Deep Learning for Computer Vision

Table of Contents

3d representation

  • depth map
  • voxel grid
  • point cloud
  • mesh
  • implicit function

From 2d image to depth map:

unet2d

From 2d image to 3d voxel grid:

  • Fully connected
  • Transformer
  • voxel tube (channel dimension as the z-axis of the camera)
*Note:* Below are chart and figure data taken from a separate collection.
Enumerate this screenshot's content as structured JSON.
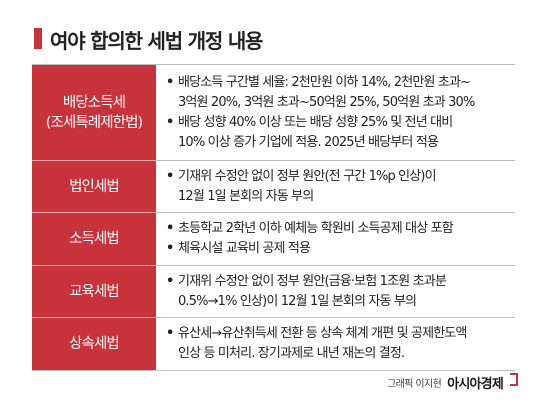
{
  "title": "여야 합의한 세법 개정 내용",
  "colors": {
    "accent": "#c8333b",
    "divider": "#bdbdbd"
  },
  "rows": [
    {
      "label": [
        "배당소득세",
        "(조세특례제한법)"
      ],
      "items": [
        [
          "배당소득 구간별 세율: 2천만원 이하 14%, 2천만원 초과~",
          "3억원 20%, 3억원 초과~50억원 25%, 50억원 초과 30%"
        ],
        [
          "배당 성향 40% 이상 또는 배당 성향 25% 및 전년 대비",
          "10% 이상 증가 기업에 적용. 2025년 배당부터 적용"
        ]
      ]
    },
    {
      "label": [
        "법인세법"
      ],
      "items": [
        [
          "기재위 수정안 없이 정부 원안(전 구간 1%p 인상)이",
          "12월 1일 본회의 자동 부의"
        ]
      ]
    },
    {
      "label": [
        "소득세법"
      ],
      "items": [
        [
          "초등학교 2학년 이하 예체능 학원비 소득공제 대상 포함"
        ],
        [
          "체육시설 교육비 공제 적용"
        ]
      ]
    },
    {
      "label": [
        "교육세법"
      ],
      "items": [
        [
          "기재위 수정안 없이 정부 원안(금융·보험 1조원 초과분",
          "0.5%→1% 인상)이 12월 1일 본회의 자동 부의"
        ]
      ]
    },
    {
      "label": [
        "상속세법"
      ],
      "items": [
        [
          "유산세→유산취득세 전환 등 상속 체계 개편 및 공제한도액",
          "인상 등 미처리. 장기과제로 내년 재논의 결정."
        ]
      ]
    }
  ],
  "bullet_symbol": "•",
  "credit": "그래픽 이지현",
  "logo": "아시아경제"
}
From 2d image to point cloud

  • FC
  • Transformer

From 2d image to mesh

2d image -> 3d mask on a grid -> mesh -> deformed mesh

Model on 3d:

  • voxel grid: conv3d
  • point cloud: point-wise MLP (conv1d with kernel size 1)
  • mesh: graph convolution

Mean Average Precision (mAP) in Object detection

AP = area under Precision vs. Recall Curve

  • Pick a class (e.g. dog), and a threshold for IoU (e.g. 0.5, IoU > 0.5 means detected)
  • Sort all the predicted boxes by the probability of dog class.
  • Iterator all these boxes from high probability to low
    • Compute the Precision and Recall as if you set the threshold of probability to be the current value.
    • IoU > 0.5 means detected, otherwise not
  • plot this Precision and Recall curve and compute

To get AP=1, hit all GT boxes with IoU > 0.5 and have no FP detections ranked abover any TP

mAP

repeat AP for all classes, some different IoU thresholds.

R-CNN

non-DL region proposal; Resample the image in each region; CNN on each region; a class and bounding box per region;

Fast R-CNN

CNN on the entire image; non-DL region proposal; Resample the CNN feature in each region (e.g. into 7x7); small CNN on each region; a class and bounding box per region;

Faster R-CNN

same as Fast R-CNN, expect DL region proposal: On the CNN output feature map, add another CNN. every position on its output is a (K) anchor box(es): (a probability of being a region, the bbox).

Single Stage Object Detection (SSD)

All R-CNNs have two stages: region proposal + final bbox. SSD only has the first stage of Faster R-CNN. CNN on the entire image. Instead of a DL based region proposal, SSD outputs the class and the bbox at these anchor box directly. SSD is 10x faster than Faster R-CNN but not as accurate.